AdAge has been profiling Lyor Cohen’s plans for 2018 as head of music at YouTube, including boiling down his pitch to artists, managers and labels as “We’re going to make you rich and famous”.
That includes providing financial support for music videos and promotion for new releases, as well as the previously-reported plans for a relaunched premium subscription service under the YouTube brand.
There are no direct quotes from Cohen on this, but the claim by AdAge that “subscribers will be able to listen to millions of songs on-demand, much like on Spotify, and access exclusive material, including videos and some songs that aren’t available for free” – as well as a hoped-for launch in the first half of 2018.

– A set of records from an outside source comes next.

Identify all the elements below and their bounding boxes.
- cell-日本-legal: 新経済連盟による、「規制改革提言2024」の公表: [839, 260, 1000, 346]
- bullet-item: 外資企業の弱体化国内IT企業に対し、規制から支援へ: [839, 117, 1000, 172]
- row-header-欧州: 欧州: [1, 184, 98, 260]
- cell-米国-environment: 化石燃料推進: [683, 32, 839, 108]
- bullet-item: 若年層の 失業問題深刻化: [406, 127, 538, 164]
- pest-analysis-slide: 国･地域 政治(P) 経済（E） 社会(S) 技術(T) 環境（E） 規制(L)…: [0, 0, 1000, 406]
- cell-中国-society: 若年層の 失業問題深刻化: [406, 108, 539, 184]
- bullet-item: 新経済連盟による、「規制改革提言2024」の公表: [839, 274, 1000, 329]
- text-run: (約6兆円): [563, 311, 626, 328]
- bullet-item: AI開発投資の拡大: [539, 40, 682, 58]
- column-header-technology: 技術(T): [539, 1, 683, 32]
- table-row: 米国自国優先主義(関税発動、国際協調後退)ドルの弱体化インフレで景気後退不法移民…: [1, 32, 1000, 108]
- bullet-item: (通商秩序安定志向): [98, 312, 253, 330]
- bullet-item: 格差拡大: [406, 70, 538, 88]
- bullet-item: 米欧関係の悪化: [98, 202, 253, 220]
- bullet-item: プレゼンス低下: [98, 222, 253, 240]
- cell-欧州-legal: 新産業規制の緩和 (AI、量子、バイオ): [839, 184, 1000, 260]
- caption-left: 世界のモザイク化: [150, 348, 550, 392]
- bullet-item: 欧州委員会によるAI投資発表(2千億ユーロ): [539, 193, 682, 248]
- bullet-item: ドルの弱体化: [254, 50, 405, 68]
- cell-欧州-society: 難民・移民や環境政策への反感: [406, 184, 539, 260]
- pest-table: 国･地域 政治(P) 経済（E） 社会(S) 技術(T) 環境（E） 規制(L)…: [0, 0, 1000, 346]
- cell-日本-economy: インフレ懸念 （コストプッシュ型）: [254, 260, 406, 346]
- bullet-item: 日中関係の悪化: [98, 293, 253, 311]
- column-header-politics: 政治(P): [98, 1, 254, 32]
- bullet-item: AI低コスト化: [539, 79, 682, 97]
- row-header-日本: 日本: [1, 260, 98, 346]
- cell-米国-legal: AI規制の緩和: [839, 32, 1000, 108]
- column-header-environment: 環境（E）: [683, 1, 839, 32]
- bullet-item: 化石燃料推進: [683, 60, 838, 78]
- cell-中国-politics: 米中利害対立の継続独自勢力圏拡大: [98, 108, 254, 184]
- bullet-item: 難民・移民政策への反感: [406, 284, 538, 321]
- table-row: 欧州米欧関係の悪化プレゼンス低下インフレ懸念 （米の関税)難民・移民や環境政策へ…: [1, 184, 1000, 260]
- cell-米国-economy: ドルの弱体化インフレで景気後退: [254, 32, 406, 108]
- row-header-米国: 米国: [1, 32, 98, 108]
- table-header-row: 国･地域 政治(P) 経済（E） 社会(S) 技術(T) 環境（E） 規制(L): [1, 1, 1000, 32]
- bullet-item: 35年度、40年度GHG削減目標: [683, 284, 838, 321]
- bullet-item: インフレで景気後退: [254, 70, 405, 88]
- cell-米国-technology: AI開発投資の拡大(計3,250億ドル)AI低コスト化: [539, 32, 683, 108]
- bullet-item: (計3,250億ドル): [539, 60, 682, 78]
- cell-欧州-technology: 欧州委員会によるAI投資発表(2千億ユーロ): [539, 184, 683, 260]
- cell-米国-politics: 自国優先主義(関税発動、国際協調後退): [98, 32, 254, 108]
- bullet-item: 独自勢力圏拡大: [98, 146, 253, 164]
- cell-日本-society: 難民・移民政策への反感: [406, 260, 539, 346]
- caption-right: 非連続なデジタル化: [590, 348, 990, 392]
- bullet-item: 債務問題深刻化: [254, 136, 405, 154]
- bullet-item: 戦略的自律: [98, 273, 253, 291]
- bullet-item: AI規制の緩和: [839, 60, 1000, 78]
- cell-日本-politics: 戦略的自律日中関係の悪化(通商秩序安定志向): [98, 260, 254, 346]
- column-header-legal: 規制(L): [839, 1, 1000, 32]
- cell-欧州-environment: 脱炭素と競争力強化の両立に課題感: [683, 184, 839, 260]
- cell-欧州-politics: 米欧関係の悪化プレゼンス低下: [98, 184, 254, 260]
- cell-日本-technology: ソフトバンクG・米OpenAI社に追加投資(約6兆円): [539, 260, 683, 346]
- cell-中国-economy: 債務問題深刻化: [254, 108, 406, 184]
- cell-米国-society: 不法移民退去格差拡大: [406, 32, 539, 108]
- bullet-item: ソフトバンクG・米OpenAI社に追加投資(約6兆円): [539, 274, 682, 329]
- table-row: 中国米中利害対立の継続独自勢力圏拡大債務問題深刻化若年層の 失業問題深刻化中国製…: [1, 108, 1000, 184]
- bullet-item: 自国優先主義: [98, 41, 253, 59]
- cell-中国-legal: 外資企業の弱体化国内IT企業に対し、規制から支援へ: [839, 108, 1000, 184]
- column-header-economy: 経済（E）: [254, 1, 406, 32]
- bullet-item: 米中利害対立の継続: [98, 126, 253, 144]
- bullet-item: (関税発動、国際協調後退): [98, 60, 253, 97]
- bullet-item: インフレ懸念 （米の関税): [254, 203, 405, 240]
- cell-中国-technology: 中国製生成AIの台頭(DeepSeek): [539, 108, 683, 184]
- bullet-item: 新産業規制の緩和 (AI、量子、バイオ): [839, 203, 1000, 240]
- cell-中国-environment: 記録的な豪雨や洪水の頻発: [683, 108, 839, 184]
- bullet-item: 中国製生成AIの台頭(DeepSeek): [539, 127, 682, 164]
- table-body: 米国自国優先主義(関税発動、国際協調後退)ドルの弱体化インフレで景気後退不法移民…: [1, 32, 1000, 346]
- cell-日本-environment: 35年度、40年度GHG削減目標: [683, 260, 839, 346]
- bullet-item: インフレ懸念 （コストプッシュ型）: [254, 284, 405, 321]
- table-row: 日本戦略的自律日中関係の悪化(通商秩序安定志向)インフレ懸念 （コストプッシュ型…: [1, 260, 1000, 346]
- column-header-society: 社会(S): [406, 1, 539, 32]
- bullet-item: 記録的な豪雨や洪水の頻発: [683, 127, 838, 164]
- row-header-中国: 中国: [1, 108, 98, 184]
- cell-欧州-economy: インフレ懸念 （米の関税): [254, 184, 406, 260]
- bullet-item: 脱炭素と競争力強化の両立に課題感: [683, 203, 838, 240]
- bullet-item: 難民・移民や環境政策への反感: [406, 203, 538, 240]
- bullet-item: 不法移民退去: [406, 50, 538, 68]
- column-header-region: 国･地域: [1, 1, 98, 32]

Other titbits: YouTube gave rapper G-Eazy “a few hundred thousand dollars” to make his ‘Overtime’ show, whose four episodes so far have generated 535k views on YouTube. It’s also in talks with Demi Lovato about a follow-up to her ‘Simply Complicated’ documentary, which has been watched 12.8m times since its debut in October.
Also worth keeping tabs on: some labels’ disquiet over the perception that Cohen’s ‘rich and famous’ pitch is partly about sidelining labels to work directly with artists – against a backdrop of similar fretting over the strategies (or sometimes just the possible future strategies) of services like Apple Music and Spotify.